Dez Perguntas que Sempre Faço Quando Leio a Bíblia June 4, 2009

Escrito por Maer em : Artigos Diversos, Maer , 1 comentário até agora

~ Lisa Robinson ~

Uma das grandes tragédias nos meus primeiros anos de desenvolvimento como cristã foi que eu comecei a crer com entusiasmo em alguns “fatos espirituais” sobre Deus e o cristianismo que infelizmente não tinham nenhuma base sólida nas páginas da Bíblia. O fato que que eu lia a Bíblia com fervor tinha pouco significado, especialmente porque eu estava usando o texto para defender doutrinas que eu considerava importantes e como ponto de partida para alcançar um nível maior de espiritualidade de acordo com esses conceitos extra bíblicos. Sem dúvida aprendi na minha leitura verdades básicas de doutrinas centrais do cristianismo, mas falhava em conectar os pontos que me levou a conclusões distorcidas.

Uma das melhores coisas que aconteceu comigo foi uma amizade com uma pessoa que me desafiou a olhar o significado original e contextual do texto. Bem, para ser sincera, o seu desafio foi me mostrar como eu colocava as minhas próprias idéias no texto, pois tinha “o dom” de ver no texto algo que ele não dizia. Ele me desafiou a mostrar que a base bíblica que eu tinha de doutrinas populares de hoje que eu havia aceitado. Não consegui mostrar nenhuma. Esse processo, no entanto, revelou coisas que estavam escondidas, e trouxe uma nova perspectiva no meu estudo da Bíblia que usaria métodos indutivos e expositivos (que vêm do texto) que me ensinaram como seguir a linha de pensamento e conectar os pontos ao olhar a gramática, história, construções literárias e como o texto de encaixa na Bíblia como um todo. Deixei de tirar as passagens de seus contextos para que elas se encaixassem numa doutrina de que eu gostava, e comecei a aprender a ler de uma forma que permitiria o texto dizer que ele diz.

Mas isso não é tão simples como parece porque sempre tenho que tomar cuidado para evitar velhas tendências que ainda tenho. Tenho que saber o que essas tendências são, reconhecê-las e colocá-las no seu devido lugar. Não sou uma expert e nem finjo ser. Mas gosto muito de aprender e estou sempre me perguntando “o que isso está realmente dizendo?” Por isso, aqui estão 10 perguntas que sempre faço e achei que pudessem ser úteis.
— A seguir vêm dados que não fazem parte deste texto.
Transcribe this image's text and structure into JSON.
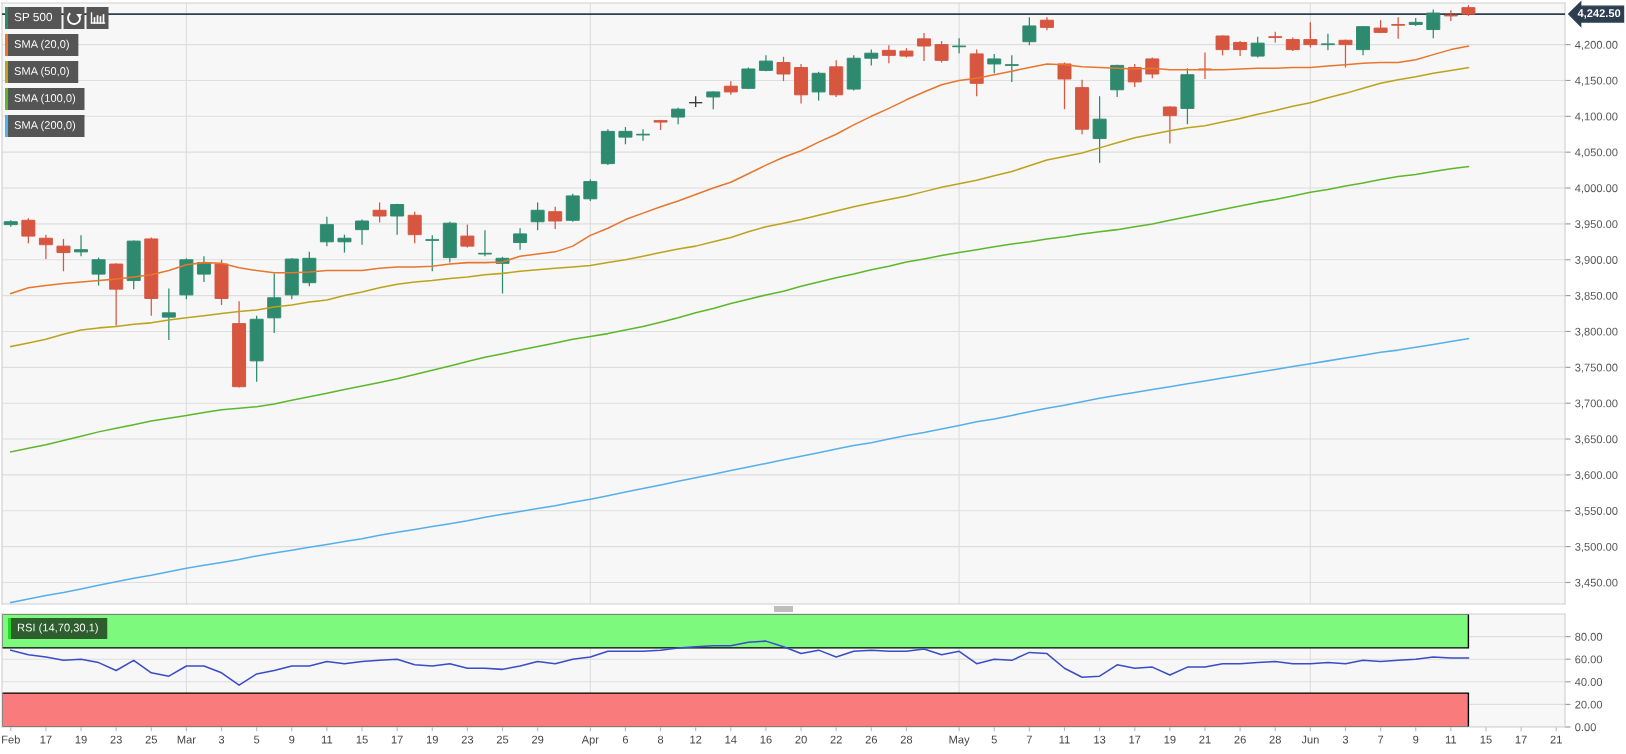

Também acho que elas tendem a ser interdependentes. Uma coisa é certa, acho que todos nós podemos nos tornar vítimas de algumas, se não todas, elas.

1) Estou considerando o contexto? Contexto é altamente importante e não se iluda em achar que não é. Todos os livros da Bíblia têm marcadores de segmentos chamados versículos e capítulos. Apesar de facilitar a leitura bíblica, creio que pode encorajar uma leitura altamente fragmentária que, com outros fatores que mencionaremos abaixo, pode facilitar que tiremos um versículo ou passagem fora do seu contexto verdadeiro. Lembro de ouvir uma pregadora popular no rádio (vocês sabem quem ela é) e estava falando sobre como deveríamos regozijar no nosso dia-a-dia. Ela usou Hebreus 1:9 para mostrar o fato que somos “ungidos” e deveríamos ter mais alegria do que os nossos amigos. É triste de pensar que eu lia a Bíblia desta mesma forma, e fiquei decepcionada com a salva de palmas que ela recebeu por causa da maneira “fielmente bíblica” que estava aplicando o texto. Essa é apenas um de muitos exemplos que posso citar de que quando o contexto não é considerado, fazemos o texto falar algo que não está falando. Também tenho que considerar o estilo literário e ler de acordo com esse estilo. Não posso ler uma narrativa (história) como se fosse uma doutrina, não importa se isso faria um bom sermão.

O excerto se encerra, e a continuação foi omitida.